If 10 defenders with 50 yards between him and the goal could not stop him, what could? It seemed at that moment he could score whenever the whim took him. Arsenal, of course, went on to win the title and finish the season unbeaten, the first team to do so since Preston in 1888/89.

Irish fans, perhaps, will never forgive him for the handball with which he scored a vital goal in a World Cup qualifying play-off for France in 2009, but they are in a minority.

It is not even a case of forgiving, more a case of acknowledging that one moment of gamesmanship – whether instinctive or thought through – should not devalue an entire career, just as Diego Maradona’s handball against England in 1986 or the butt with which Pele broke Jose Mesiano’s nose against Argentina in 1964 do not devalue their genius.

More significant, perhaps, is the puzzlement in France that Henry did not do more to avert the crisis in Knysna in 2010, when the national squad effectively went on strike.

He had the prestige to nip the rebellion in the bud but chose to do nothing, and he has never publicly spoken about the incident since. He did, it seems, discuss what happened with French president Nicolas Sarkozy after the tournament, but his motives remain a mystery.

No career, though, is without its blemishes and its doubts, and for the most part, Henry was somebody who brought joy. There was something both thrilling and comical about watching him zip by defenders, all poise and feline balance. And he improved over his career: there was a time when it was said he could not finish.

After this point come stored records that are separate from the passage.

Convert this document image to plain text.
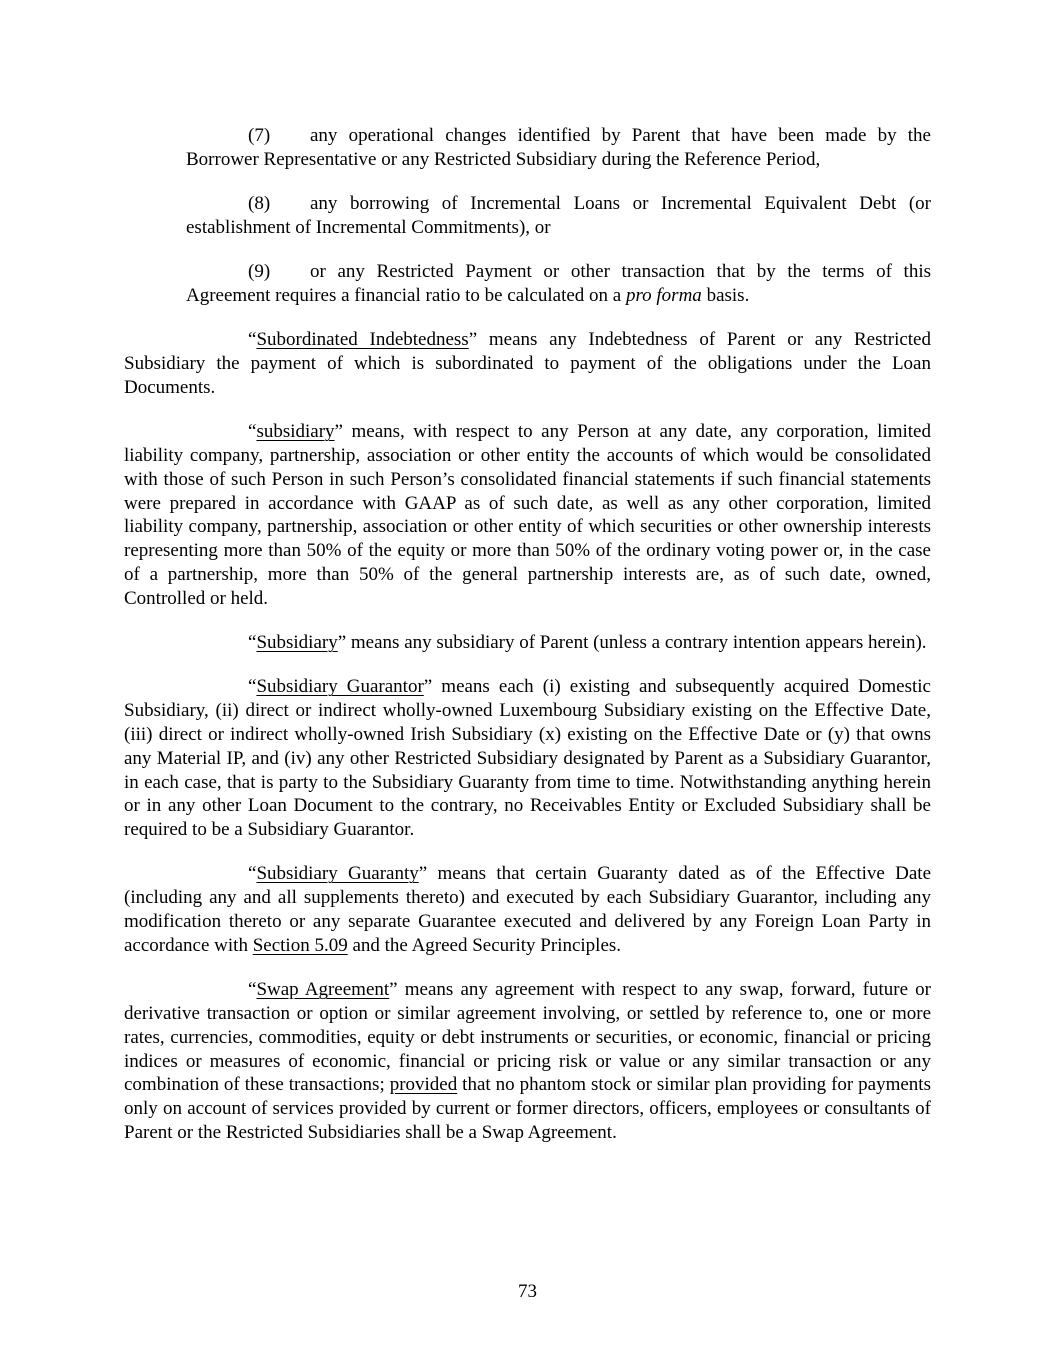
(7) any operational changes identified by Parent that have been made by the Borrower Representative or any Restricted Subsidiary during the Reference Period,

(8) any borrowing of Incremental Loans or Incremental Equivalent Debt (or establishment of Incremental Commitments), or

(9) or any Restricted Payment or other transaction that by the terms of this Agreement requires a financial ratio to be calculated on a pro forma basis.

“Subordinated Indebtedness” means any Indebtedness of Parent or any Restricted Subsidiary the payment of which is subordinated to payment of the obligations under the Loan Documents.

“subsidiary” means, with respect to any Person at any date, any corporation, limited liability company, partnership, association or other entity the accounts of which would be consolidated with those of such Person in such Person’s consolidated financial statements if such financial statements were prepared in accordance with GAAP as of such date, as well as any other corporation, limited liability company, partnership, association or other entity of which securities or other ownership interests representing more than 50% of the equity or more than 50% of the ordinary voting power or, in the case of a partnership, more than 50% of the general partnership interests are, as of such date, owned, Controlled or held.

“Subsidiary” means any subsidiary of Parent (unless a contrary intention appears herein).

“Subsidiary Guarantor” means each (i) existing and subsequently acquired Domestic Subsidiary, (ii) direct or indirect wholly-owned Luxembourg Subsidiary existing on the Effective Date, (iii) direct or indirect wholly-owned Irish Subsidiary (x) existing on the Effective Date or (y) that owns any Material IP, and (iv) any other Restricted Subsidiary designated by Parent as a Subsidiary Guarantor, in each case, that is party to the Subsidiary Guaranty from time to time. Notwithstanding anything herein or in any other Loan Document to the contrary, no Receivables Entity or Excluded Subsidiary shall be required to be a Subsidiary Guarantor.

“Subsidiary Guaranty” means that certain Guaranty dated as of the Effective Date (including any and all supplements thereto) and executed by each Subsidiary Guarantor, including any modification thereto or any separate Guarantee executed and delivered by any Foreign Loan Party in accordance with Section 5.09 and the Agreed Security Principles.

“Swap Agreement” means any agreement with respect to any swap, forward, future or derivative transaction or option or similar agreement involving, or settled by reference to, one or more rates, currencies, commodities, equity or debt instruments or securities, or economic, financial or pricing indices or measures of economic, financial or pricing risk or value or any similar transaction or any combination of these transactions; provided that no phantom stock or similar plan providing for payments only on account of services provided by current or former directors, officers, employees or consultants of Parent or the Restricted Subsidiaries shall be a Swap Agreement.

73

He won a World Cup and a European Championship with France, a French league title with Monaco, two Premier League titles and three FA Cups with Arsenal and two Spanish Primera Liga titles, a Copa del Rey and a Champions League with Barcelona, but he won something far more precious than that. He was a player who almost all fans wanted to watch play, whoever they supported – just as long as he was not playing against their club.

At his best, he was both remorseless and beautiful. Age, though, brings an end to everything.